Young jazz pianist Emmet Cohen, taught by Brian Lynch, recorded with his former professor on Questioned Answer (2014); the album also included drummer Billy Hart and bassist Boris Kozlov on some tracks. Now-veteran jazz trumpeter Wynton Marsalis released an album recorded at Lincoln Center in 2018, Una Noche con Rubén Blades, that was included by Laura Fernandez as one of 2010's jazz albums of the decade, representing the blending of straight-ahead jazz with Latin-American influences.

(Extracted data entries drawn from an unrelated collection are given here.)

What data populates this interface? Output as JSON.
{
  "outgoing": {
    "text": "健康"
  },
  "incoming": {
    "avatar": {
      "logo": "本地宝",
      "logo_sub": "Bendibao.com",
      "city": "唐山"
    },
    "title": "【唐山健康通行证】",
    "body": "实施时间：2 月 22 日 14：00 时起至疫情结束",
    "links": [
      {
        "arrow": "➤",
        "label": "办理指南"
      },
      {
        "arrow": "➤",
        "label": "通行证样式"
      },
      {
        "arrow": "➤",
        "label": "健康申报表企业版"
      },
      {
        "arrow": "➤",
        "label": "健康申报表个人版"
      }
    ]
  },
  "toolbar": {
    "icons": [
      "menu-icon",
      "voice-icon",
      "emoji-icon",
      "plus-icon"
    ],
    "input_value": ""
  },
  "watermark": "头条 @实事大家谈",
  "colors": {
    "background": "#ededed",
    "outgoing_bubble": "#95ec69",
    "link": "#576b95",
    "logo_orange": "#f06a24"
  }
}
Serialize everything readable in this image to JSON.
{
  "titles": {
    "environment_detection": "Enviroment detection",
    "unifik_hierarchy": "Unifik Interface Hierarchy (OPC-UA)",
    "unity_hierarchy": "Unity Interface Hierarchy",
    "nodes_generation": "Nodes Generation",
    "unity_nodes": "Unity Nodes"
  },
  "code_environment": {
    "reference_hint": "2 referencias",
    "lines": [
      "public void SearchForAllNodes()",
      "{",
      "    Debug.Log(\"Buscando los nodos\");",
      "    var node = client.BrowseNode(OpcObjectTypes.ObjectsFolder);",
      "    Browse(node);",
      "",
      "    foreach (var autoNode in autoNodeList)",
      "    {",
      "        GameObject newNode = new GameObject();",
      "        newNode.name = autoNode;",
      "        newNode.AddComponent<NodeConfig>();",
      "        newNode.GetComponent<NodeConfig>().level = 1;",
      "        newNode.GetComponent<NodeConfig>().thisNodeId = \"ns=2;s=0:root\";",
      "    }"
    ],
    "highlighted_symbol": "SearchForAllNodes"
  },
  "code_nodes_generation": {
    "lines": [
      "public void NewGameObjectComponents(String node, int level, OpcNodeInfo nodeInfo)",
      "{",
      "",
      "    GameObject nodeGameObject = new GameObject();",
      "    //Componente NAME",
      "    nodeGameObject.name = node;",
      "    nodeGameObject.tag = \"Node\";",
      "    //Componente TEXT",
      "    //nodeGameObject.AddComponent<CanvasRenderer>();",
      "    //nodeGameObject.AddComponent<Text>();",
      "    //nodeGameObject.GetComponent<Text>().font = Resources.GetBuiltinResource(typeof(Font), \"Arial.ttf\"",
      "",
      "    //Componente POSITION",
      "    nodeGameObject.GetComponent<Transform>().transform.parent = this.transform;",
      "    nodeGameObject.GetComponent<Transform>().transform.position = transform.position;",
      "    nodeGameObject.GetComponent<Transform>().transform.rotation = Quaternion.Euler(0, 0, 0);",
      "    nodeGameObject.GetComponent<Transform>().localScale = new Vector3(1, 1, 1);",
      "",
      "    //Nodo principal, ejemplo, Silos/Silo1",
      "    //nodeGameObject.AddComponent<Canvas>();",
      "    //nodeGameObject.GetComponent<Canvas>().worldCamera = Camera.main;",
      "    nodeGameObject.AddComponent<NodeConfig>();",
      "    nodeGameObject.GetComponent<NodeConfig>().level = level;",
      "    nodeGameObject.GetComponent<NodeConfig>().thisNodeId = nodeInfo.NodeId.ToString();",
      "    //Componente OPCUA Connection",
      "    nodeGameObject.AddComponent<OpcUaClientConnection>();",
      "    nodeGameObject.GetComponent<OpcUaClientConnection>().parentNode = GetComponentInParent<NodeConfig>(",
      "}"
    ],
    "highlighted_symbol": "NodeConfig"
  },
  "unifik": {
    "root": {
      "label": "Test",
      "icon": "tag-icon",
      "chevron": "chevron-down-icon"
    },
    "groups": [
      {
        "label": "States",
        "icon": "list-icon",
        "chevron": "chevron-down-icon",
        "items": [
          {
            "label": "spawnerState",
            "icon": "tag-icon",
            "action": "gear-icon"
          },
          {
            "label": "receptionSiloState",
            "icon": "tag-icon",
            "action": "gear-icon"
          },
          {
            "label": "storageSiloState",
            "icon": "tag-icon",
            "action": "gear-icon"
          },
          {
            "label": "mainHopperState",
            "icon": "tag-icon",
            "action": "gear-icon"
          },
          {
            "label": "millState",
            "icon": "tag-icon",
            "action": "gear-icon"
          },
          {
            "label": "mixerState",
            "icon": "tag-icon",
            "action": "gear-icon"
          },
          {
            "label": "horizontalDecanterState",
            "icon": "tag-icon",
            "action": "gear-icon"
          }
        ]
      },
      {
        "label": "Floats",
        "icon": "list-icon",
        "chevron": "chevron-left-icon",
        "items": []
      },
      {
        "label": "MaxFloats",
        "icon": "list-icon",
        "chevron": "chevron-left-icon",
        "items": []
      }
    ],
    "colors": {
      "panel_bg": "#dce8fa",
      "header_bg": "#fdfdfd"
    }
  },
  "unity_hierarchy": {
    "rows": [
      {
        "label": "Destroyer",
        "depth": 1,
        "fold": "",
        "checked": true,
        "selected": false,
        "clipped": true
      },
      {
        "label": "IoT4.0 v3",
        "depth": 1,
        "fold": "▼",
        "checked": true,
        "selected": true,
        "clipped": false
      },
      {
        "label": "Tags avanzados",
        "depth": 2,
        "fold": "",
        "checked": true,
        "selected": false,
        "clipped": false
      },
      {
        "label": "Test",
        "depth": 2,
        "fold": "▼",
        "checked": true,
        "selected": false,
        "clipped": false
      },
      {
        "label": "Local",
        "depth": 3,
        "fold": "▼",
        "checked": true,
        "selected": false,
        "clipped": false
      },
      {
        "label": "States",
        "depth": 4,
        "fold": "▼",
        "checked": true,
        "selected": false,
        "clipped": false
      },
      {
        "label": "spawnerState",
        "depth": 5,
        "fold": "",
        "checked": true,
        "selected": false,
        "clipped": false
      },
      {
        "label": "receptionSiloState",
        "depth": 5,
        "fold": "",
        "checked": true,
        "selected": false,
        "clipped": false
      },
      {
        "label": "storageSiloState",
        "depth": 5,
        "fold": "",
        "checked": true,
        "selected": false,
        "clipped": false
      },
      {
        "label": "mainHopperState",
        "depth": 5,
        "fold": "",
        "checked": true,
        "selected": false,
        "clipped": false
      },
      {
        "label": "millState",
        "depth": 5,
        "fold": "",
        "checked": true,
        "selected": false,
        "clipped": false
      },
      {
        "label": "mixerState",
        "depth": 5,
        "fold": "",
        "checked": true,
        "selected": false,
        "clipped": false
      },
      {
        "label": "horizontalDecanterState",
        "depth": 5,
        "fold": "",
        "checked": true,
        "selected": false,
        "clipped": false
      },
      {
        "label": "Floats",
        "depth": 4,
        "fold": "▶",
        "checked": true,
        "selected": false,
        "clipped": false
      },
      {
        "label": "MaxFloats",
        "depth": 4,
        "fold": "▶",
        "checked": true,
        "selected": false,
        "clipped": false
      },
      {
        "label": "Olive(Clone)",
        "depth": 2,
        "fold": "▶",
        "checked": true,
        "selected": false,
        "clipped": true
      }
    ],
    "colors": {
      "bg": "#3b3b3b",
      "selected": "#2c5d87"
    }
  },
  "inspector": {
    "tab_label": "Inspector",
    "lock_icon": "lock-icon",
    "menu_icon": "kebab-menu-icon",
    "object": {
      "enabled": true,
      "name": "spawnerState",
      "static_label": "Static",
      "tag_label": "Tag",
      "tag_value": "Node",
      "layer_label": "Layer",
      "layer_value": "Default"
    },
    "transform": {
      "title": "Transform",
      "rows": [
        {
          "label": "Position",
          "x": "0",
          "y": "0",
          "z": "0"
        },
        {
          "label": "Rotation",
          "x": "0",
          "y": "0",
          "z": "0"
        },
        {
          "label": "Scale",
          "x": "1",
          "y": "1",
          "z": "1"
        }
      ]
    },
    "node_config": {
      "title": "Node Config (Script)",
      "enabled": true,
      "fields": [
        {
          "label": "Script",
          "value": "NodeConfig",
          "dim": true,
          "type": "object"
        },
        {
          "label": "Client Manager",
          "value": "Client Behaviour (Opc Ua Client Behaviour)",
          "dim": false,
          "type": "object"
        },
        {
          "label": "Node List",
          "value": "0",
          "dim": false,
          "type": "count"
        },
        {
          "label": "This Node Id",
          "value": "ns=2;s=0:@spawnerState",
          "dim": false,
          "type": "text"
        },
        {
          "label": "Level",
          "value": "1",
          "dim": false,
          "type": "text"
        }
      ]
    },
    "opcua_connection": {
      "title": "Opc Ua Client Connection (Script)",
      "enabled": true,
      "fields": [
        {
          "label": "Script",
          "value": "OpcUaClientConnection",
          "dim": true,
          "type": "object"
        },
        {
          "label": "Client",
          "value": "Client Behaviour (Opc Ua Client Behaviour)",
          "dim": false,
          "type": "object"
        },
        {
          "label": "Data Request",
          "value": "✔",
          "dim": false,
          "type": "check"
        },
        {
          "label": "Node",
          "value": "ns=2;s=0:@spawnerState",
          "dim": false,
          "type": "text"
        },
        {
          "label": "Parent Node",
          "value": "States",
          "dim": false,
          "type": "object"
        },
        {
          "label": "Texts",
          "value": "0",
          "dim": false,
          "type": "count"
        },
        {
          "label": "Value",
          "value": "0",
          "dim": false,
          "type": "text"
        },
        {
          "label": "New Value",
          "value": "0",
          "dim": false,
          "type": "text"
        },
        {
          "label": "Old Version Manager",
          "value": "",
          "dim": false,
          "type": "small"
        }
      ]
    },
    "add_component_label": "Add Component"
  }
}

Trumpeter Bruce Harris, an Essentially Ellington alumnus, gained publicity in the 2010s with two Broadway show performances and his album Beginnings.

=== 2020s: COVID-19 and re-opening ===
In 2020, during the spring coronavirus lockdown, pianist Emmet Cohen, bassist Russell Hall, and drummer Kyle Poole started a YouTube channel for "Emmet's Place," a house concert venue run out of an apartment in Harlem. The channel gained millions of viewers, and he invited a wide range of guests to his apartment to sustain the channel and to showcase straight-ahead jazz. The Guardian described the style of music he performed as an "inclusive brand of jazz, incorporating the entire tradition of the genre from the 1920s to the present day" and noted the explosive growth of his almost entirely internet-based following. Meanwhile other artists, such as Pasquale Grasso, maintained more specific brands of straight-ahead jazz, with the guitarist recording a "digital showcase series" with albums including Solo Standards and Be-Bop! featuring vocalist Samara Joy, bassist Ari Roland, and drummer Keith Balla.